After running the clustering algorithm, we can now access the cluster labels, indicating to which of the two clusters each inidividual text has been assigned:



In [17]:

    
cl_labels = clust.labels_
print(cl_labels)









    



[1 1 1 0 0 0 0 0 0]

Notice the underscore at the end of the .label_ property. If you scroll up, you can see that the .loadings_ property of the PCA object has it too. The fact that this property ends with an underscore, is a convention which sklearn uses to indicate that this is a property, which only becomes available after fitting the algorithm.

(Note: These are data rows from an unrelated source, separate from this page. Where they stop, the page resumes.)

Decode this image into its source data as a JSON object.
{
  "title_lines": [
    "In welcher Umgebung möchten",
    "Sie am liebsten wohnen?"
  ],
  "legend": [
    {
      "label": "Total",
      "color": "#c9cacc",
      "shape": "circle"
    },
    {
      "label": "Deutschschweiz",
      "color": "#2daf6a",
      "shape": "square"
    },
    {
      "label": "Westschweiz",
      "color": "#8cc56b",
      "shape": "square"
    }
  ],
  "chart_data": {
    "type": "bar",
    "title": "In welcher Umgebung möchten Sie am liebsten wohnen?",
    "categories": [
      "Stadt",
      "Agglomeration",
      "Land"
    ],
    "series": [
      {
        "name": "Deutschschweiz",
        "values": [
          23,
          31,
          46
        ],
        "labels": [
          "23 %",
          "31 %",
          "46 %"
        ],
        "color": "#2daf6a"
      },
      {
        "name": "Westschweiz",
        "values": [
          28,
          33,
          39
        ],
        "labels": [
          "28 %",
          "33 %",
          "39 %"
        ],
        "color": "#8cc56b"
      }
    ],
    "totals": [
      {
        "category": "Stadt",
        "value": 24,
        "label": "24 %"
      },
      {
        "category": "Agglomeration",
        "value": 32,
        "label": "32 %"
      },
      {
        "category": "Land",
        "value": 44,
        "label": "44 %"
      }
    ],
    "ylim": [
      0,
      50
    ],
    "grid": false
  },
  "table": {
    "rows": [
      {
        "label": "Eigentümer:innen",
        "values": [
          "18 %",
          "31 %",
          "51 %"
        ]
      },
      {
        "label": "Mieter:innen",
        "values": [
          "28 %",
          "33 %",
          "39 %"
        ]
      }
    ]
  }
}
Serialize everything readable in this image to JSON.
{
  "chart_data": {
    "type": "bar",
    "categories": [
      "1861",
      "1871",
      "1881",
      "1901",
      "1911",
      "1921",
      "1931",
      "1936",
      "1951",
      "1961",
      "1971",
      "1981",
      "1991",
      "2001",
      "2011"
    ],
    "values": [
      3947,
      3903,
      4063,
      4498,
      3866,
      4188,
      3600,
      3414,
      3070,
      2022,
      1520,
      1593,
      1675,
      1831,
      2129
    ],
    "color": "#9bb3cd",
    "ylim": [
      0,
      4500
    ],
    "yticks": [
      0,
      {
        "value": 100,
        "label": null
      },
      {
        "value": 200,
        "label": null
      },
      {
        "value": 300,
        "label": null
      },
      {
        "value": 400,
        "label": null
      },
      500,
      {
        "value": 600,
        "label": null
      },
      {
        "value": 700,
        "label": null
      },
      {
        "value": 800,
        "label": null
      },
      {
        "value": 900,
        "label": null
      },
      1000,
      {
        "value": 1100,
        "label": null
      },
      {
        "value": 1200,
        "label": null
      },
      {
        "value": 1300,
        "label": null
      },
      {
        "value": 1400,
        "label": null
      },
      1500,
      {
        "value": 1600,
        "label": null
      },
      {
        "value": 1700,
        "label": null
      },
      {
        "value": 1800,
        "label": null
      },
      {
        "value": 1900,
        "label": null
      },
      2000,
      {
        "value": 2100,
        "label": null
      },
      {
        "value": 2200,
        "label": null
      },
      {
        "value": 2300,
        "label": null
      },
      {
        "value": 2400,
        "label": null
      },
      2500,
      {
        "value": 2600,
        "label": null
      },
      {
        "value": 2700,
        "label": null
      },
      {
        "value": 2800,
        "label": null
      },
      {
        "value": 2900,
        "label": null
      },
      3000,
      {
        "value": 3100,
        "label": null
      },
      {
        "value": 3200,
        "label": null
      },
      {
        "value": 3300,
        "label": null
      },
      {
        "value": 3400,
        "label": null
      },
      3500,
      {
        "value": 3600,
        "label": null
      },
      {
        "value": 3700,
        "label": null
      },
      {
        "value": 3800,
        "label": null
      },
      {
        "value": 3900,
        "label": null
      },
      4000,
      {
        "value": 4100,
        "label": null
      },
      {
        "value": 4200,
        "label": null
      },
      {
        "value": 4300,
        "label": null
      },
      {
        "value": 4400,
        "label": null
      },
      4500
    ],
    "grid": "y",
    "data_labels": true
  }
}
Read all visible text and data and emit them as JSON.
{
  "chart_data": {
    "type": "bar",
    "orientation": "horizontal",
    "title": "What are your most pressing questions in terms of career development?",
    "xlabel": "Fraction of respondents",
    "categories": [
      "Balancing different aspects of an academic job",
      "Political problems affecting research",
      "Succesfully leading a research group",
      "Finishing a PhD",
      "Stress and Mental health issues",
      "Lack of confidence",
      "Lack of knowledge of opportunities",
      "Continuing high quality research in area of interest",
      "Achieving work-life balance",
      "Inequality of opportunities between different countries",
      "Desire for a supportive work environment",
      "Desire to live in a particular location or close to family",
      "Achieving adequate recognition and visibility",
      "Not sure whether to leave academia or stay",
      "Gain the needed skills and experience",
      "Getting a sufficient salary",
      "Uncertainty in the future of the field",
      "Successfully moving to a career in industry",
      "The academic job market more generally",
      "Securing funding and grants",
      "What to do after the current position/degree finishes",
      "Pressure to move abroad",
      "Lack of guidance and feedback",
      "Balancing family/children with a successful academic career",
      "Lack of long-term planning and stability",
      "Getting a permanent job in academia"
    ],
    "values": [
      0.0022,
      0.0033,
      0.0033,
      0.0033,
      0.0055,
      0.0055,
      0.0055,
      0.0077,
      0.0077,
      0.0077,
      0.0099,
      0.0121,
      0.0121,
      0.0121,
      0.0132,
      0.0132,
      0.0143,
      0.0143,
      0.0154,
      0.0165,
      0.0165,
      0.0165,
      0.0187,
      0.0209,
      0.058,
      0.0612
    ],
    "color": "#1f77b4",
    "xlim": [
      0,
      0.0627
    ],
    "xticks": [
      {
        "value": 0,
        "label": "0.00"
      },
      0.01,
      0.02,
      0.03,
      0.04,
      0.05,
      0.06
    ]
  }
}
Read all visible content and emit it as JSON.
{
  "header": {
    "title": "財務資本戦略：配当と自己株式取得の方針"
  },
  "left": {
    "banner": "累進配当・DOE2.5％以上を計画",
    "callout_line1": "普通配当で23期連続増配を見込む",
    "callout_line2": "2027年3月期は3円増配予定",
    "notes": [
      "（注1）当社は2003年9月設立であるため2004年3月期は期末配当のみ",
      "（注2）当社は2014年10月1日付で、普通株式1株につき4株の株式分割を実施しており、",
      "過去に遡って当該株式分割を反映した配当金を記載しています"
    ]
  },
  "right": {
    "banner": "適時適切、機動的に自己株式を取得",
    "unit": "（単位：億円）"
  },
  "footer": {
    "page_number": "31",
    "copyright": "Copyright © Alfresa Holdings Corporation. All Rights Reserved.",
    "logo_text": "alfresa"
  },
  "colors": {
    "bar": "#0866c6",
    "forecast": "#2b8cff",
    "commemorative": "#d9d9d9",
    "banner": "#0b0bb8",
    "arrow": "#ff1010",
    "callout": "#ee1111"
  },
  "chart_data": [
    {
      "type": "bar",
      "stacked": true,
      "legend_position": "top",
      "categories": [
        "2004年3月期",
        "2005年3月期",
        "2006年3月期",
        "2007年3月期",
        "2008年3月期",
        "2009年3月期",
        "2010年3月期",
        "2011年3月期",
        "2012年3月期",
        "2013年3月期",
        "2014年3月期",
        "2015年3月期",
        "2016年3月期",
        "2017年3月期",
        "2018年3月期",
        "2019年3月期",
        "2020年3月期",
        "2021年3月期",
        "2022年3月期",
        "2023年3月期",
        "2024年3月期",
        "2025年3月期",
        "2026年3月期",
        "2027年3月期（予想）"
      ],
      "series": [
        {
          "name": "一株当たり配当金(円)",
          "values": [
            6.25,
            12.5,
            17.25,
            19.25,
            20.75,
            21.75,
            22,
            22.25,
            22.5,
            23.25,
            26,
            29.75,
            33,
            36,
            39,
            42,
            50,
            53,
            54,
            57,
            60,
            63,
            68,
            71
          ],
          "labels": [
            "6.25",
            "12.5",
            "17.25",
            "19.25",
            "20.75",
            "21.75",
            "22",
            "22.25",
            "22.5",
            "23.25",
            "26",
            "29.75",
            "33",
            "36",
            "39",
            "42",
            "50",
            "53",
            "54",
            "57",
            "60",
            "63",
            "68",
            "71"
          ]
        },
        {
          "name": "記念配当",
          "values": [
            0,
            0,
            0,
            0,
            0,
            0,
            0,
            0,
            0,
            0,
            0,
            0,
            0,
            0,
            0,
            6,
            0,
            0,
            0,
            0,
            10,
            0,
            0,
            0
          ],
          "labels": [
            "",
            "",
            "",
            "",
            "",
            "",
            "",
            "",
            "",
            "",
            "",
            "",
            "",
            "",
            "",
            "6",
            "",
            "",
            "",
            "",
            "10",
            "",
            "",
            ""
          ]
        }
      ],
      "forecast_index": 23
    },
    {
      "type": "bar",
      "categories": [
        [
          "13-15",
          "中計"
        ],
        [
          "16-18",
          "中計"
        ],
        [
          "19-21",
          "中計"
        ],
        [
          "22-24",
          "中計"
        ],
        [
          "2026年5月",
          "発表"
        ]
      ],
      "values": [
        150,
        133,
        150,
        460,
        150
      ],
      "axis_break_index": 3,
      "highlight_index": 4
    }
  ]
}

We can now use these labels to obtain a more objective coloring of our samples:



In [19]:

    
sns.set_style('white') # remove gridlines because of dual axes

clust_colors = ('r', 'b')

# we repeat the previous bit:
fig, ax1 = sns.plt.subplots()  
x1, x2 = X_bar[:,0], X_bar[:,1] # select coordinates via numpy indexing!
ax1.scatter(x1, x2, 100, edgecolors='none', facecolors='none')
for x, y, title, c_idx in zip(x1, x2, titles, cl_labels):
    ax1.text(x, y, title, ha='center',
             va="center", color=clust_colors[c_idx])

# overlay the loadings:
ax2 = ax1.twinx().twiny()
l1, l2 = loadings[:,0], loadings[:,1]
ax2.scatter(l1, l2, 100, edgecolors='none',
            facecolors='none') # first empty plot!
for x, y, l in zip(l1, l2, words):
    ax2.text(x, y, l ,ha='center', va="center",
             size=8, color="darkgrey")

Exercise

Adapt the code in the previous code blocks to yield 3 and 4 colors in the final graph, varying the number of clusters asked for. Instead of using Agglomerative Clustering, import the clusterer in sklearn.cluster.KMeans. Check out the documentation online: is the interface the same? Are the results similar?